LE MYTHE DE LA BOITE DE PANDORE et les 108 maux de la race humaine



De la mythologie grecque ....

Pour châtier Prométhée qui avait dérobé le feu du ciel, Zeus fit forger par Héphaistos une créature nouvelle : Pandore, une très belle jeune femme, que les divinités parèrent de toutes les séductions, morales et physiques, à l'exception d'Hermès qui la para de fourberie et de curiosité. Ils lui remirent un coffret qu'elle ne devait ouvrir sous aucun prétexte, puis donnèrent celui-ci au frère de Prométhée : Epiméthée ; ce dernier, malgré les recommendations de son frère, épousa Pandore, et la curiosité de la jeune femme la poussa à ouvrir le coffret. Or ce coffret avait été créé par Prométhée (créateur de la race humaine); il y avait, avec bien du mal, enfermé tous les maux capables d'affecter le genre humain, tels : vice, maladie, travail, paresse, vieillesse, folie, passion... Tous les maux s'échappèrent du coffre et se répandirent sur la Terre. Au total ... 108 maux !!! comme le nombre de spectres d'Hadès dans notre manga!
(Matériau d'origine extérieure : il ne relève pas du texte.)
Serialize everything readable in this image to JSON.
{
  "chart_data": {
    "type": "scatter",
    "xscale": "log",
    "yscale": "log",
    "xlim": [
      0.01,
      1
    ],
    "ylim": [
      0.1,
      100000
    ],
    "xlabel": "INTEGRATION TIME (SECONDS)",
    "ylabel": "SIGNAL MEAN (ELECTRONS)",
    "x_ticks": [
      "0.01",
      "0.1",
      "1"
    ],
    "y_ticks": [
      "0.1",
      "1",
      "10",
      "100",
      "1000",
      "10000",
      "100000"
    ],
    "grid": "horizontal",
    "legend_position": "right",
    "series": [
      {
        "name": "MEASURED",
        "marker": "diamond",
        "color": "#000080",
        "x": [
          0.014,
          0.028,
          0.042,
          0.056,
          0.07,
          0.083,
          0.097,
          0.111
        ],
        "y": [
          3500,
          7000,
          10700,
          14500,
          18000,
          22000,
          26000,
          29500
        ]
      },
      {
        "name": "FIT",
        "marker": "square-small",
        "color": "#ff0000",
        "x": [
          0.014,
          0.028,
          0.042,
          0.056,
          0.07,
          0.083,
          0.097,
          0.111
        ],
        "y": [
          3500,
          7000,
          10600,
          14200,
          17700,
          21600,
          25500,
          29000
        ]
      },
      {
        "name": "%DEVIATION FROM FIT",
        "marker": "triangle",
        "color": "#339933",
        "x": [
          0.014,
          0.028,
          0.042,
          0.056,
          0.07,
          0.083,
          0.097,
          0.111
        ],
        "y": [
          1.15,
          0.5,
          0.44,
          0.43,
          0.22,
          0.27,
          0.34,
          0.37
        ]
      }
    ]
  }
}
Seule resta au fond de la boite l'Espoir consolateur, le 109ème "esprit".

A notre histoire !

Dans l'histoire de Saint Seiya , Kurumada nous "relie" ce mythe au temps présent très habilement : on a cette fois-ci affaire à une petite fille nommée aussi Pandore, qui un jour qu'elle promène son gros toutou dans le jardin du chateau familial (le chateau d'Einstein en Allemagne), entre un jour par curiosité dans un cabanon malgré les recommandations de son père, et y trouve un petit coffre : Un sceau y est apposé : celui d'Athéna. Elle ne peut s'empêcher de le briser et d'ouvrir le coffre puis voit s'échapper les âmes de 2 dieux : Hypnos, dieu du sommeil et Thanatos,dieu de la mort, venus annoncés le retour prochain d'Hadès sur Terre (le dieu grec de la mort et des enfers..). La suite est inéluctable : comme à chaque retour d'Hadès sur Terre, ses 108 guerriers appelés spectres, ou 108 "étoiles maléfiques" vont bientôt se réveiller et se réincarner dans le corps d'êtres humains choisis par le destin, se libérant de la prison dans laquelle Athéna les avait enfermé il y a bien longtemps... Comme dans la légende notre Pandore est curieuse et grandira comme une très belle femme. Comme dans la légende par son acte elle fait se libérer 108 fléaux sur la Terre , symbolisés ici par des "guerriers de l'enfer" au service d'hadès. On conçoit toute la métaphore puissante de Kurumada ici, les spectres symbolisant clairement les différents maux que la mythologie grecque considérait comme asservissant l'Homme. Dans la légende l'Espoir reste au fond de la boite. Dans notre histoire (saint seiya) nos héros arriveront en enfer devant une porte portant l'inscription "celui qui franchit ce seuil perdra tout espoir". Toute la question sera de savoir s'il parviendront à faire triompher cette minuscule lueur d'espoir malgré tout, "jusqu'au bout de l'enfer" pourrait-on dire puisque l'essentiel des combats vont se dérouler au royaume des morts. Pour celà je vous renvoi à l'histoire et à ma section Guide (partie Hadès) !!!

Roman Au bord de l'eau

LE ROMAN "AU BORD DE L'EAU" et ses 108 héros



Il s'agit d'un roman chinois très populaire écrit dans sa première version par Shi Nai-an (14ème siècle) . Sa popularité s'apparente en Asie à l'Iliade et l'Odyssée d'Homère pour les grecs, et de même ses origines se perdent presque dans la légende : en effet, le livre, qui est plutôt un "roman fleuve" de 2000 pages, a été écrit en plusieurs étapes par différents écrivains dont ont ignore presque jusqu'au nom pour certains. On attribue ceci-dit généralement à Shi Nai-an sa première version et par ailleurs à Jin Sheng Tan(17ème siècle) l'une des versions les plus abouties et les plus truculentes de l'oeuvre, qu'il reprit mais à laquelle il apporta sa touche de génie par l'apport de chapitres etc..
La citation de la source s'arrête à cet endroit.